Another can be a large new reservoir near the small community of Sites in Northern California that can store large amounts of water during deluges — like the series of atmospheric rivers that hit the state earlier this year — for delivery to farmers.
But no project has been built, despite the promises of several governors and legislative leaders. Environmental groups sued to block the tunnel project, arguing it would destroy threatened fish species, including salmon and Delta smelt. Sites Reservoir is still trying to get the necessary permits to begin construction.
Newsom is seeking several changes to make it faster for these projects to get the necessary permits and approvals. Other projects that may qualify include solar, wind and battery power storage; transit and regional rail; road maintenance and bridge projects; semiconductor plants; and crossing wildlife on Interstate 15, Newsom’s office said. His efforts to speed up the projects will not be used to build more houses.
An important proposal is to limit the time period to resolve environmental cases to about nine months. Newsom said his administration is “not looking to beat anybody,” including what he called “fierce champions” of environmental stewardship.
“I mean, nine months, you will have a child, OK? I mean that’s a long time,” Newsom said Friday while visiting the site of a future solar farm in Stanislaus County.

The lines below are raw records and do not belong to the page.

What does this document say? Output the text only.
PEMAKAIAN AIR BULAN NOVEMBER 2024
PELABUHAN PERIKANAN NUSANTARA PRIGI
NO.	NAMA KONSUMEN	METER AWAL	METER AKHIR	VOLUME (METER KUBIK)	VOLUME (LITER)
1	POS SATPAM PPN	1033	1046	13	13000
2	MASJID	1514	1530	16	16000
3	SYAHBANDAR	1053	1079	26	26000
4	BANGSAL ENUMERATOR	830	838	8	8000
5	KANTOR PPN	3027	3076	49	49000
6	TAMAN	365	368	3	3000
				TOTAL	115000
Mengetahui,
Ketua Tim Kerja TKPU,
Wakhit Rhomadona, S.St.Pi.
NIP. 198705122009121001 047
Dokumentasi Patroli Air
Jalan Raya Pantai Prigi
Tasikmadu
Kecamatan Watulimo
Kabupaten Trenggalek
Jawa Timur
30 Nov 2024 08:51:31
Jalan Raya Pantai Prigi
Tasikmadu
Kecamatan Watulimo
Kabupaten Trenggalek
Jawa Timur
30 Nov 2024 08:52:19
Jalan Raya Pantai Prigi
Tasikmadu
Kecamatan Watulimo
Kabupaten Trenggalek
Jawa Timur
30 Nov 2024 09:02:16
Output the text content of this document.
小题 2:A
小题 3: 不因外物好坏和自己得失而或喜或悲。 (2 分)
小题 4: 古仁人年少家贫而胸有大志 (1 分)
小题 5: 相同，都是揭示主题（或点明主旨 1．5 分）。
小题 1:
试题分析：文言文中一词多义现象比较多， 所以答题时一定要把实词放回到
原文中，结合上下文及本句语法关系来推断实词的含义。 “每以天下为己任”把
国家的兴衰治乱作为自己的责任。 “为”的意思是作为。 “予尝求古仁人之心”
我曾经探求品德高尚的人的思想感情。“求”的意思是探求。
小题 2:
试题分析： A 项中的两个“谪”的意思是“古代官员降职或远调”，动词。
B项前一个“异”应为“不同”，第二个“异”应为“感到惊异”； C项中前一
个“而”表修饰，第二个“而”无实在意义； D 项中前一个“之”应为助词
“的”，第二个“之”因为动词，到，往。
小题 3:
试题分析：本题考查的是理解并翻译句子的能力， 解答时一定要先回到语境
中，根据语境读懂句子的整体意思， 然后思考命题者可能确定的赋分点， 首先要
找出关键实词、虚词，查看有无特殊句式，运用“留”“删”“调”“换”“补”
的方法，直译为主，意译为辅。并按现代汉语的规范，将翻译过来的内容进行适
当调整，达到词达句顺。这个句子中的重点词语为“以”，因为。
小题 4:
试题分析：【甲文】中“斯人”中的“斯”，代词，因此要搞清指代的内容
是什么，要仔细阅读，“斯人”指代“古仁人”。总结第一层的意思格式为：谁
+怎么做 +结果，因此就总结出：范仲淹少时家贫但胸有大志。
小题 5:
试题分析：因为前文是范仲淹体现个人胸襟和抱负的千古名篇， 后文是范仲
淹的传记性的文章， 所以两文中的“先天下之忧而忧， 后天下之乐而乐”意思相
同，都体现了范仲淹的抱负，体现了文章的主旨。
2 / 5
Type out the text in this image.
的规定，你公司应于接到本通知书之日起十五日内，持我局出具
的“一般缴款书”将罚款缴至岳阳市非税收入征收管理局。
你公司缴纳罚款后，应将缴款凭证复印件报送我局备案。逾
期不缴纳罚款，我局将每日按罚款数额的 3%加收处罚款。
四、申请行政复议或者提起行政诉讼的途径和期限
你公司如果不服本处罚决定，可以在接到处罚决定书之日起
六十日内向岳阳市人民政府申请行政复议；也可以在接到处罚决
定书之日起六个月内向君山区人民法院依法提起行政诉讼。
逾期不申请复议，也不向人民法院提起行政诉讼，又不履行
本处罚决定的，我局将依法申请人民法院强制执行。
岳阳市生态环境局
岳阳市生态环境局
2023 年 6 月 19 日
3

Still, some environmental groups are outraged. Barbara Barrigan-Parrilla, executive director of the advocacy group Restore the Delta, said Newsom “wants to waive environmental protection standards to build the Delta tunnel.”

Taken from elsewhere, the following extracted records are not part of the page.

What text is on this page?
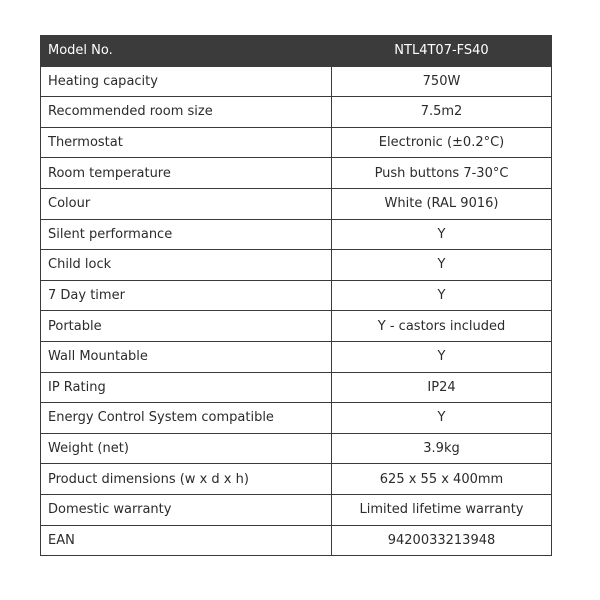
Model No.	NTL4T07-FS40
Heating capacity	750W
Recommended room size	7.5m2
Thermostat	Electronic (±0.2°C)
Room temperature	Push buttons 7-30°C
Colour	White (RAL 9016)
Silent performance	Y
Child lock	Y
7 Day timer	Y
Portable	Y - castors included
Wall Mountable	Y
IP Rating	IP24
Energy Control System compatible	Y
Weight (net)	3.9kg
Product dimensions (w x d x h)	625 x 55 x 400mm
Domestic warranty	Limited lifetime warranty
EAN	9420033213948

“We have never been more disappointed in a California governor than Governor Newsom,” he said. “How is perpetuating environmental injustice, which harms public health and the environment, any different than red state governors perpetuating social injustice in their states, which Governor Newsom wants to criticize?”
Newsom said California has hundreds of billions of dollars to spend on infrastructure projects over the next decade, the result of voter-approved ballot measures, large budget surpluses during the pandemic and an influx of federal that money from. President Joe Biden’s infrastructure bill.
But he said the state is often slow to approve projects and that federal money “goes to other states that are more aggressive.” Newsom said his proposals could shorten how long it takes to build projects by more than three years.
His office said the legislation would allow various state agencies, including the Department of Transportation, to more quickly approve projects and issue permits. Newsom also signed an executive order on Friday that created what he called an “infrastructure strike team” to identify projects quickly.
Jerry Brown, executive director of the Sites Project Authority that oversees the new reservoir, said he thinks Newsom’s proposals could allow construction to start a year earlier, saving about $100 million.
“That will save a lot of money and get a lot of work in the pipeline,” he said.
Newsom wants the legislation to become part of the state budget, which must be passed before the end of June. That means, if approved, it would go into effect as soon as possible and would only need a majority vote in the Democratic-controlled Legislature.
Toni Atkins, a Democrat from San Diego and the leader of the state Senate, said that “the climate crisis requires us to act faster to build and strengthen critical infrastructure,” adding that the Legislator “can make sure we can do it responsibly, and in line with California’s commitment to high road jobs and environmental protection.
Some Republicans cheered Newsom’s proposal, with Senate Republican Leader Brian Jones saying the governor was “finally taking action.” Others are more skeptical, with Assembly Republican Leader James Gallagher saying that Democrats in the Legislature are the biggest obstacle to Newsom’s proposals.
“Gavin Newsom likes to brag that he can ‘jam’ Democratic lawmakers. We’ll see,” Gallagher said. “Republicans are ready to work with him toward real reforms.”